Çocuğunuzla deprem ve doğal afetler hakkında nasıl konuşmalısınız?
- Afete ilişkin görüntü ve konuşmalardan mümkün olduğunca uzak durmasını sağlamak elbette önemli ancak sizin konuşmalarınızdan dahi olağanüstü bir durum olduğunu fark eden çocuğunuza destek olmak için öncelikle böyle durumlarda çocuklarınızla var olan bağınızı koparmamak ilk önceliğiniz olmalıdır. Onlarla temasta olmak, dokunmak, sarılmak, birlikte oyun kurmak kendilerini güvende hissetmelerini sağlayacaktır. Bir şeylerin olağan seyrinde gitmediğini fark eden ancak ne olduğunu anlamlandıramayan okul öncesi çocuklar için deprem gerçeğini uzun uzun izah etmek kafa karıştırıcı olmaktan öteye gitmeyecektir. Çocuklar daha çok güvende olup olmadıklarını merak eder ve bununla ilgili endişe duyarlar. “Tüm bu olanlar seni korkutmuş olabilir ama bizler annen ve baban olarak senin yanındayız ve bir tehlike anında seni koruyabilmek için hazır olacağız.” diyerek ona duygularını anladığınızı gösterebilirsiniz.

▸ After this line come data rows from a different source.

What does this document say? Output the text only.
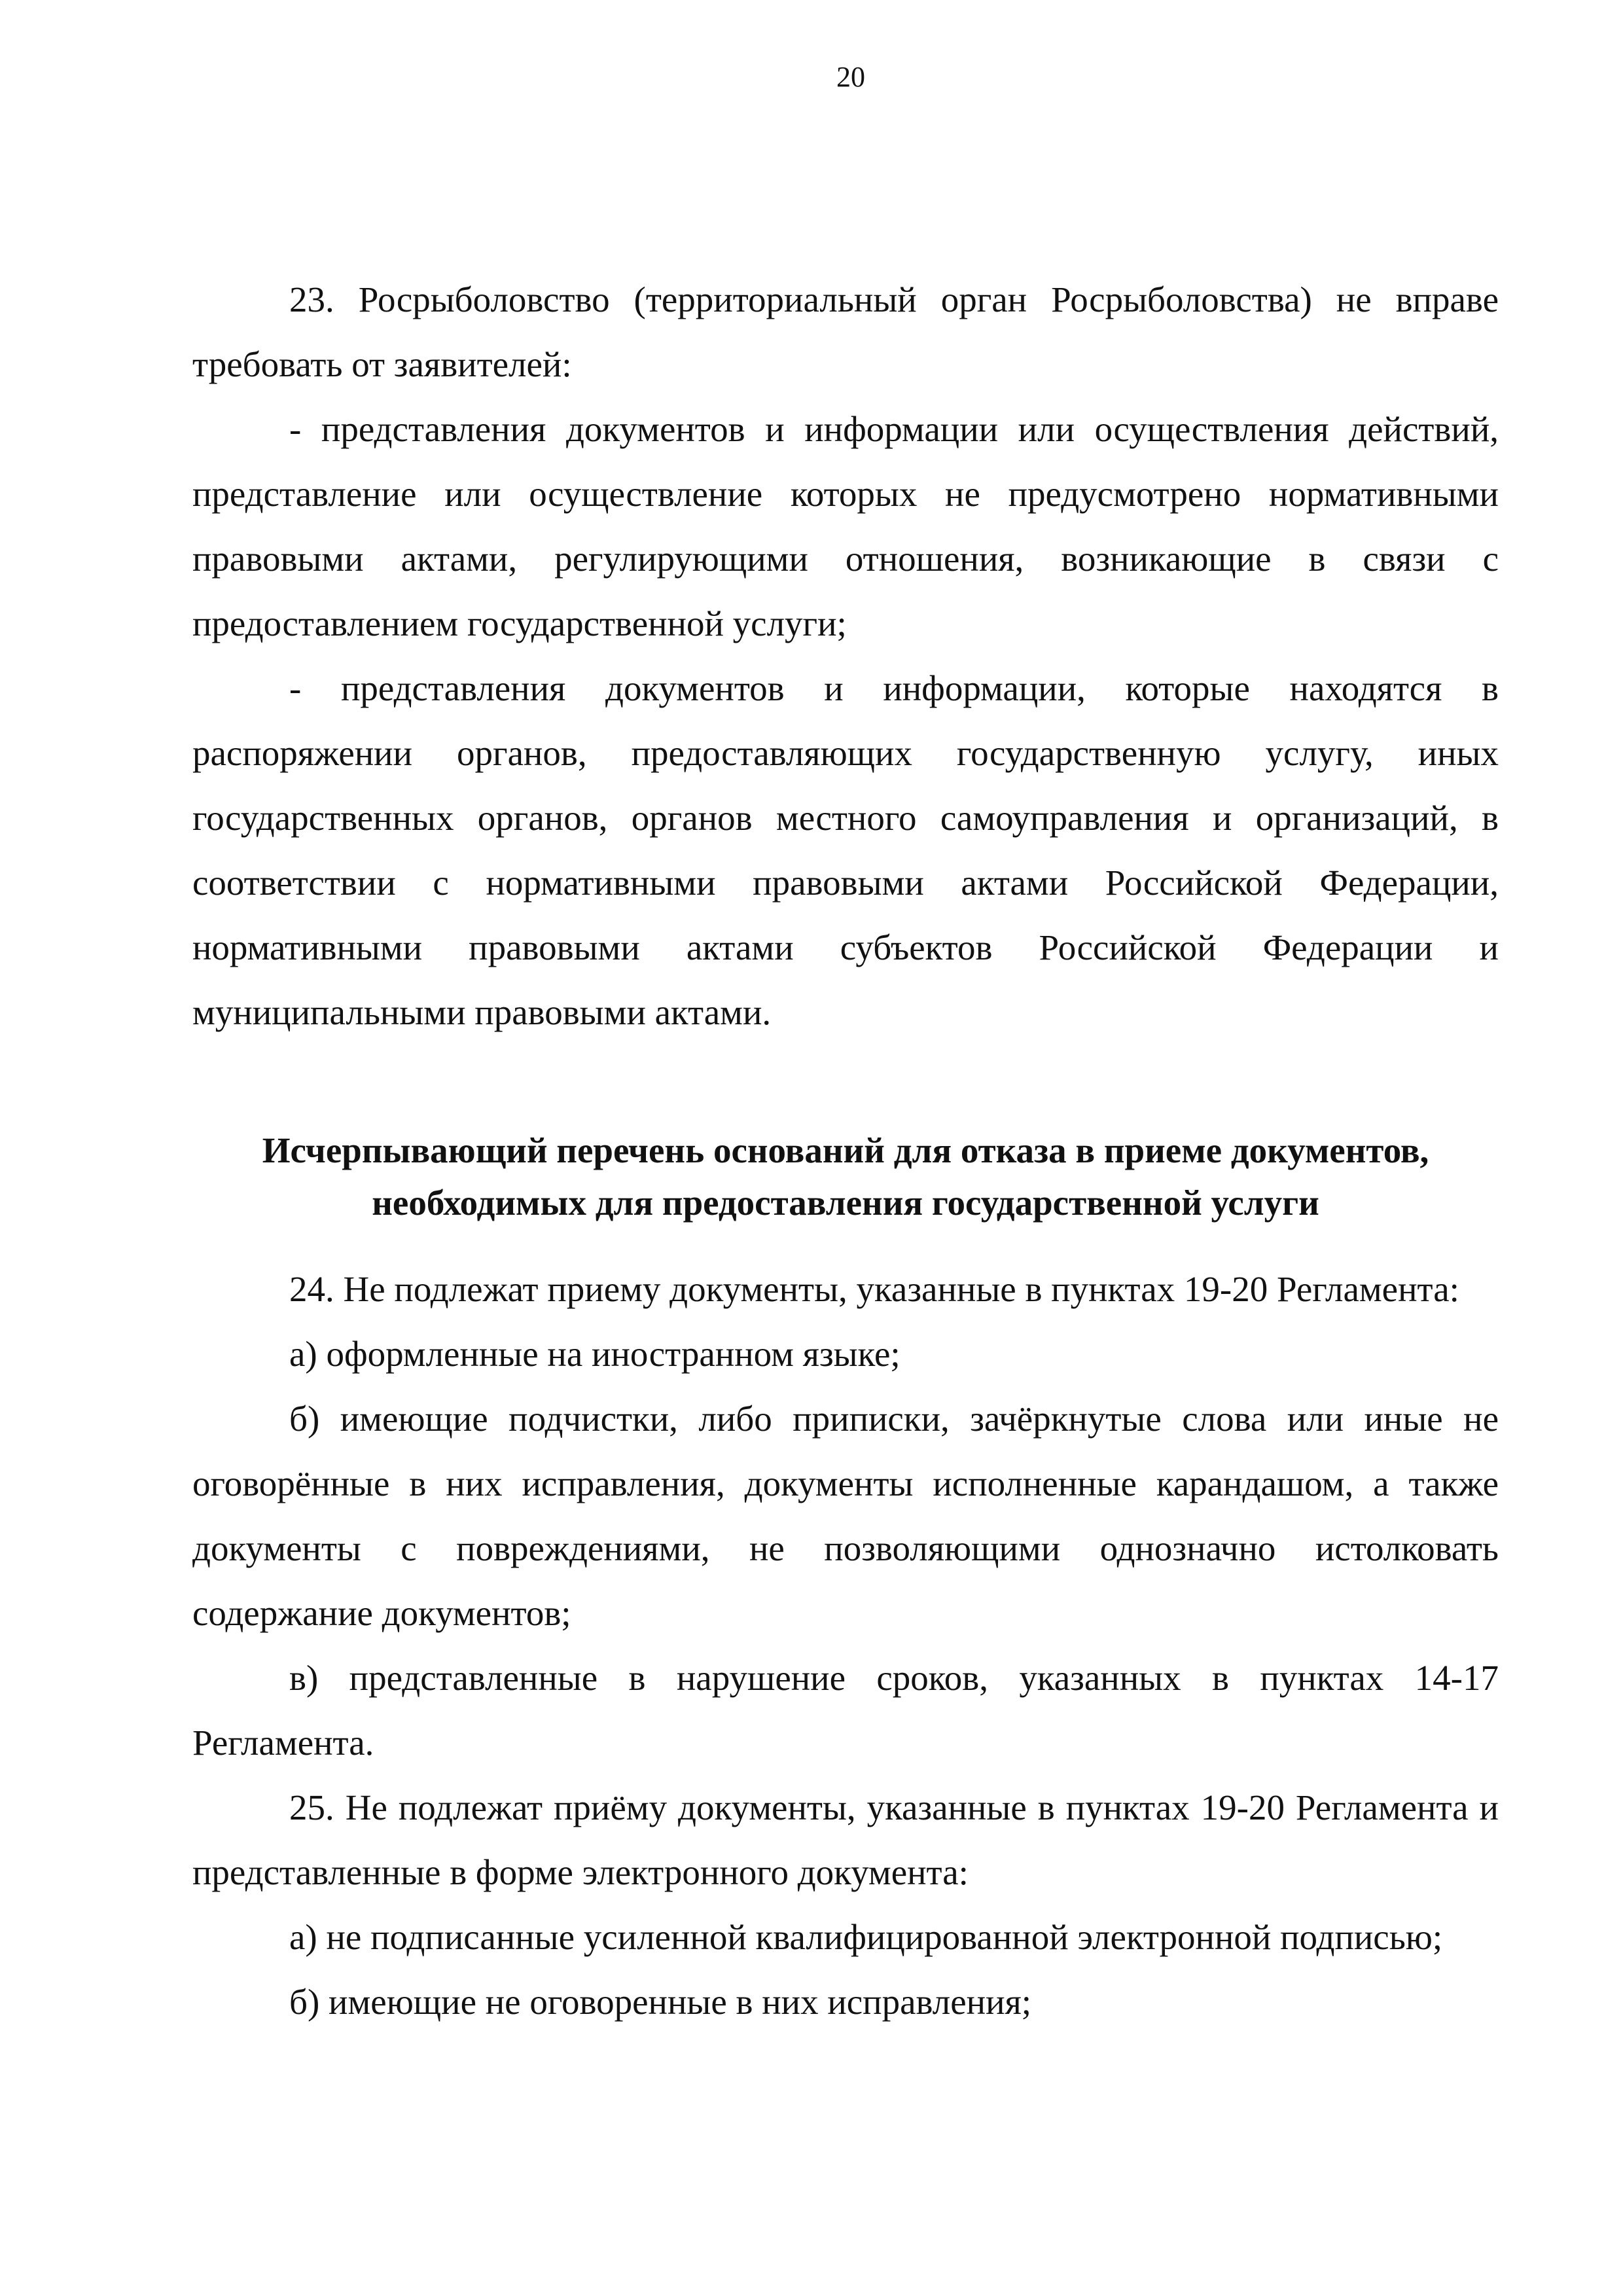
20

23. Росрыболовство (территориальный орган Росрыболовства) не вправе требовать от заявителей:

- представления документов и информации или осуществления действий, представление или осуществление которых не предусмотрено нормативными правовыми актами, регулирующими отношения, возникающие в связи с предоставлением государственной услуги;

- представления документов и информации, которые находятся в распоряжении органов, предоставляющих государственную услугу, иных государственных органов, органов местного самоуправления и организаций, в соответствии с нормативными правовыми актами Российской Федерации, нормативными правовыми актами субъектов Российской Федерации и муниципальными правовыми актами.

Исчерпывающий перечень оснований для отказа в приеме документов,
необходимых для предоставления государственной услуги

24. Не подлежат приему документы, указанные в пунктах 19-20 Регламента:

а) оформленные на иностранном языке;

б) имеющие подчистки, либо приписки, зачёркнутые слова или иные не оговорённые в них исправления, документы исполненные карандашом, а также документы с повреждениями, не позволяющими однозначно истолковать содержание документов;

в) представленные в нарушение сроков, указанных в пунктах 14-17 Регламента.

25. Не подлежат приёму документы, указанные в пунктах 19-20 Регламента и представленные в форме электронного документа:

а) не подписанные усиленной квалифицированной электронной подписью;

б) имеющие не оговоренные в них исправления;
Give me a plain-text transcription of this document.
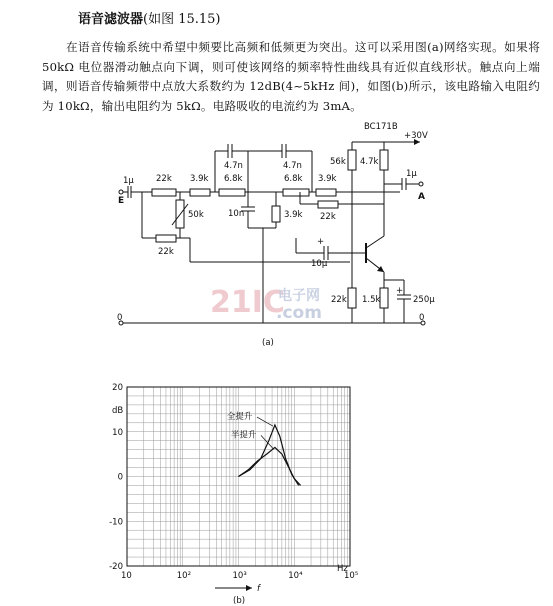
语音滤波器(如图 15.15)
在语音传输系统中希望中频要比高频和低频更为突出。这可以采用图(a)网络实现。如果将 50kΩ 电位器滑动触点向下调，则可使该网络的频率特性曲线具有近似直线形状。触点向上端调，则语音传输频带中点放大系数约为 12dB(4~5kHz 间)，如图(b)所示，该电路输入电阻约为 10kΩ，输出电阻约为 5kΩ。电路吸收的电流约为 3mA。
1μ
E
22k 3.9k 6.8k	6.8k 3.9k
4.7n	4.7n
50k
22k
10n	3.9k 22k
+
10μ
BC171B
+30V
56k 4.7k
1μ
A
22k 1.5k
+
250μ
0	0
(a)
21IC
电子网
.com
dB
Hz
f
(b)
10	10²	10³	10⁴	10⁵
20
10
0
-10
-20
全提升
半提升
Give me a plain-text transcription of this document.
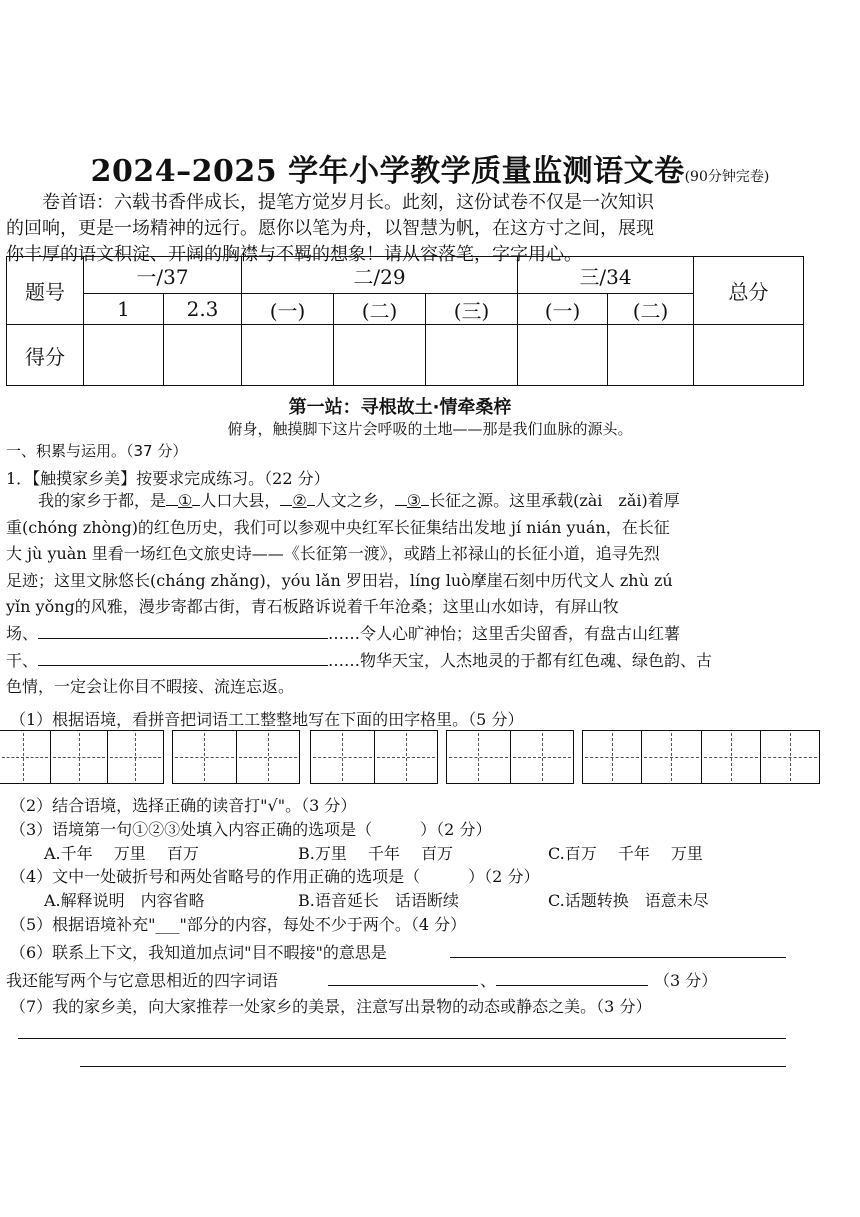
2024–2025 学年小学教学质量监测语文卷(90分钟完卷)

卷首语：六载书香伴成长，提笔方觉岁月长。此刻，这份试卷不仅是一次知识

的回响，更是一场精神的远行。愿你以笔为舟，以智慧为帆，在这方寸之间，展现

你丰厚的语文积淀、开阔的胸襟与不羁的想象！请从容落笔，字字用心。

题号	一/37		二/29			三/34		总分
	1	2.3	(一)	(二)	(三)	(一)	(二)	
得分								
第一站：寻根故土·情牵桑梓
俯身，触摸脚下这片会呼吸的土地——那是我们血脉的源头。
一、积累与运用。（37 分）
1．【触摸家乡美】按要求完成练习。（22 分）

我的家乡于都，是 ① 人口大县， ② 人文之乡， ③ 长征之源。这里承载(zài　zǎi)着厚

重(chóng zhòng)的红色历史，我们可以参观中央红军长征集结出发地 jí nián yuán，在长征

大 jù yuàn 里看一场红色文旅史诗——《长征第一渡》，或踏上祁禄山的长征小道，追寻先烈

足迹；这里文脉悠长(cháng zhǎng)，yóu lǎn 罗田岩，líng luò摩崖石刻中历代文人 zhù zú

yǐn yǒng的风雅，漫步寄都古街，青石板路诉说着千年沧桑；这里山水如诗，有屏山牧

场、	……令人心旷神怡；这里舌尖留香，有盘古山红薯

干、	……物华天宝，人杰地灵的于都有红色魂、绿色韵、古

色情，一定会让你目不暇接、流连忘返。

（1）根据语境，看拼音把词语工工整整地写在下面的田字格里。（5 分）
（2）结合语境，选择正确的读音打"√"。（3 分）
（3）语境第一句①②③处填入内容正确的选项是（　　　）（2 分）
A.千年　 万里　 百万	B.万里　 千年　 百万	C.百万　 千年　 万里
（4）文中一处破折号和两处省略号的作用正确的选项是（　　　）（2 分）
A.解释说明　内容省略	B.语音延长　话语断续	C.话题转换　语意未尽
（5）根据语境补充"___"部分的内容，每处不少于两个。（4 分）
（6）联系上下文，我知道加点词"目不暇接"的意思是
我还能写两个与它意思相近的四字词语	、	（3 分）
（7）我的家乡美，向大家推荐一处家乡的美景，注意写出景物的动态或静态之美。（3 分）
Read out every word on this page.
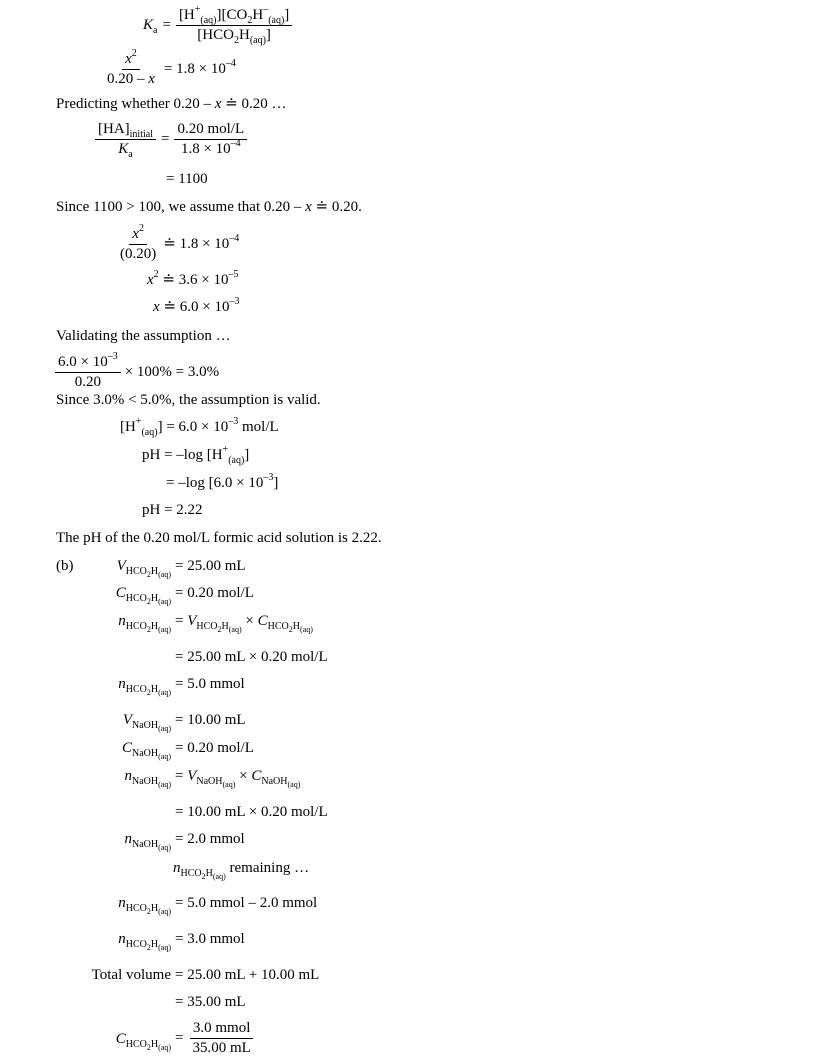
$K_a = \frac{[H^+_{(aq)}][CO_2H^-_{(aq)}]}{[HCO_2H_{(aq)}]}$
$\frac{x^2}{0.20 - x} = 1.8 \times 10^{-4}$
Predicting whether 0.20 – x ≐ 0.20 …
$\frac{[HA]_{initial}}{K_a} = \frac{\text{0.20 mol/L}}{1.8 \times 10^{-4}}$
= 1100
Since 1100 > 100, we assume that 0.20 – x ≐ 0.20.
$\frac{x^2}{(0.20)}$ ≐ $1.8 \times 10^{-4}$
$x^2$ ≐ $3.6 \times 10^{-5}$
x ≐ $6.0 \times 10^{-3}$
Validating the assumption …
$\frac{6.0 \times 10^{-3}}{0.20} \times 100\% = 3.0\%$
Since 3.0% < 5.0%, the assumption is valid.
$[H^+_{(aq)}] = 6.0 \times 10^{-3}$ mol/L
pH = –log $[H^+_{(aq)}]$
= –log $[6.0 \times 10^{-3}]$
pH = 2.22
The pH of the 0.20 mol/L formic acid solution is 2.22.
(b)	$V_{HCO_2H_{(aq)}}$
= 25.00 mL
$C_{HCO_2H_{(aq)}}$
= 0.20 mol/L
$n_{HCO_2H_{(aq)}}$
= $V_{HCO_2H_{(aq)}} \times C_{HCO_2H_{(aq)}}$
= 25.00 mL × 0.20 mol/L
$n_{HCO_2H_{(aq)}}$
= 5.0 mmol
$V_{NaOH_{(aq)}}$
= 10.00 mL
$C_{NaOH_{(aq)}}$
= 0.20 mol/L
$n_{NaOH_{(aq)}}$
= $V_{NaOH_{(aq)}} \times C_{NaOH_{(aq)}}$
= 10.00 mL × 0.20 mol/L
$n_{NaOH_{(aq)}}$
= 2.0 mmol
$n_{HCO_2H_{(aq)}}$ remaining …
$n_{HCO_2H_{(aq)}}$
= 5.0 mmol – 2.0 mmol
$n_{HCO_2H_{(aq)}}$
= 3.0 mmol
Total volume = 25.00 mL + 10.00 mL
= 35.00 mL
$C_{HCO_2H_{(aq)}}$
= $\frac{\text{3.0 mmol}}{35.00 mL}$
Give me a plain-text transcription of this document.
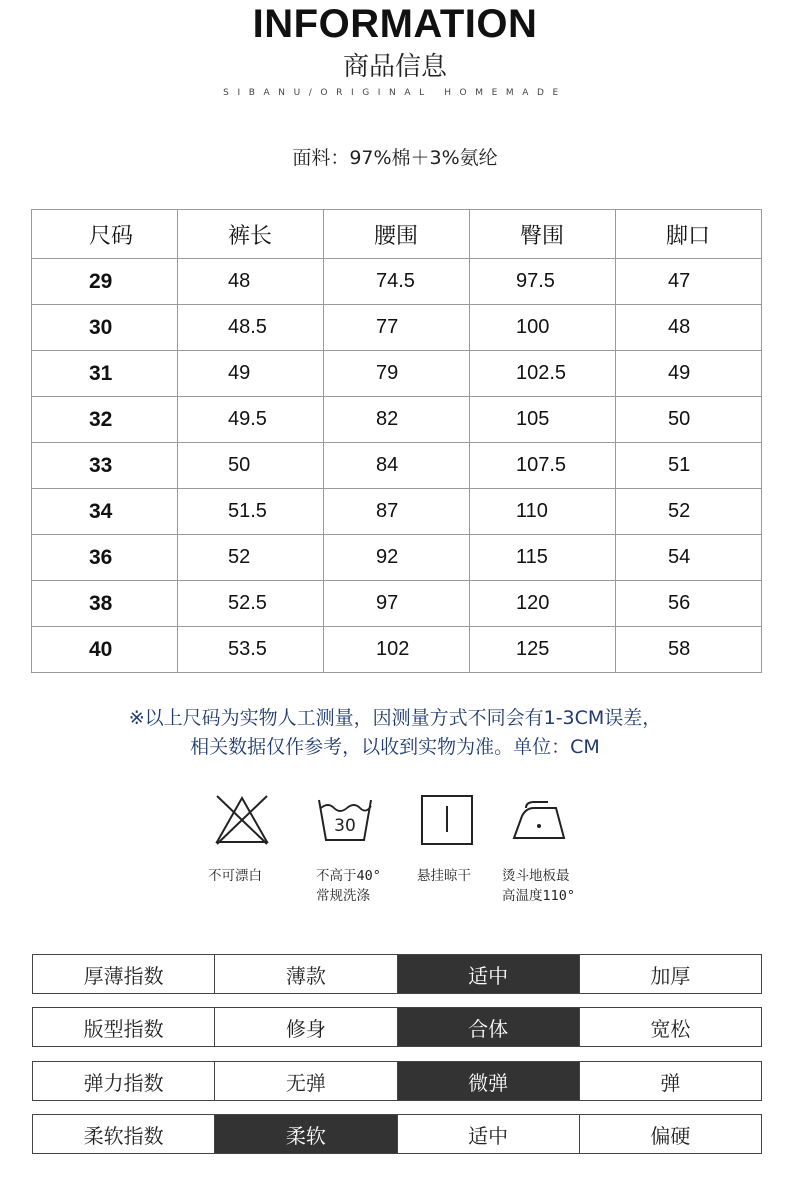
INFORMATION
商品信息
SIBANU/ORIGINAL HOMEMADE
面料：97%棉＋3%氨纶
尺码	裤长	腰围	臀围	脚口
29	48	74.5	97.5	47
30	48.5	77	100	48
31	49	79	102.5	49
32	49.5	82	105	50
33	50	84	107.5	51
34	51.5	87	110	52
36	52	92	115	54
38	52.5	97	120	56
40	53.5	102	125	58
※以上尺码为实物人工测量，因测量方式不同会有1-3CM误差，
相关数据仅作参考，以收到实物为准。单位：CM
30
不可漂白	不高于40°
常规洗涤
悬挂晾干 烫斗地板最
高温度110°
厚薄指数	薄款	适中	加厚
版型指数	修身	合体	宽松
弹力指数	无弹	微弹	弹
柔软指数	柔软	适中	偏硬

- Bu süreçte yaşadıkları duyguların normal olduğunu söyleyerek, duygularını ifade etmeleri için alan açın. Çünkü bu yaşlardaki çocuklar kaygılarını oyun, uyku ya da yeme rutinlerindeki değişimler gibi sözel olmayan yollarla ortaya koyabilir. Sözel olmayan bu kaygı belirtilerine karşı daha fazla fiziksel temas kurmak, sarılmak, korku temalı oyunlarını engellemeyerek, duygularını dışa vurmalarına fırsat tanımak önemlidir.
- Çocuklarla deprem ya da bunun gibi herhangi bir olağanüstü süreci konuşurken onlara yaşanan olayı tasvir etmek ve duygularını isimlendirmek sürecin anlaşılmasına yardımcı olur. Örneğin, “Ülkemizde ve dünyanın çeşitli yerlerinde depremler oluyor. Peki deprem nasıl oluyor biliyor musun? Yerin altında yan yana kocaman kayalar var, onlar zamanla eskiyor, sonrada ufak ufak parçalanıyor. Parçalanırken diğer kayaları da sallıyor biz de yerin üstünde olduğumuz için sallanıyoruz. Sanırım sen de bu haberleri biz konuşurken duydun ve endişendin” şeklinde somutlaştırarak yapacağımız açıklamalar çocuğu rahatlatır, duygusunu anlamasını sağlar ve deprem olayına olağanüstü bir anlam yüklememiş olur. Tabi bu açıklama çocuğun bilgi ve ilgi seviyesine bağlı olarak yapılmalıdır.
- Acil bir durumda ne yapılabileceği üzerine konuşmak, sohbet etmek, onu tedirgin etmeden alınan tedbirleri anlatmak da çocuklara güven ve kontrol duygusu sağlar.
Tüm bu açıklama, bilgilendirme ve planlamaları yaparken yaşını göz önünde tutarak çocuğu bilgiye boğmamaya gayret göstermek en temel prensip olmalıdır. Oksijen maskesini önce kendine taktıktan sonra çocuğa ilgi, şefkat ve bakım vermek mümkün olacaktır. Bu nedenle öncelikle kendi duygu durumunuzu fark edin, sakinleşebileceğiniz ve dengeye ulaşabileceğiniz zamanı ve alanı kendinize tanıyın. Birer yetişkin olarak hepimizin bu acı olay karşısında yaşadığı üzüntü, kaygı ve suçluluk duyguları çok normal ve insani. Ancak bir gün daha iyi hissedebileceğimizi unutmadığımız takdirde çocuklarımıza destek olabilir ve onlara iyi gelebiliriz. Unutmayalım ki ebeveyn olarak sakinliğiniz ve soğukkanlılığınız çocuklarınıza sunabileceğiniz en etkili yardımlardan olacaktır.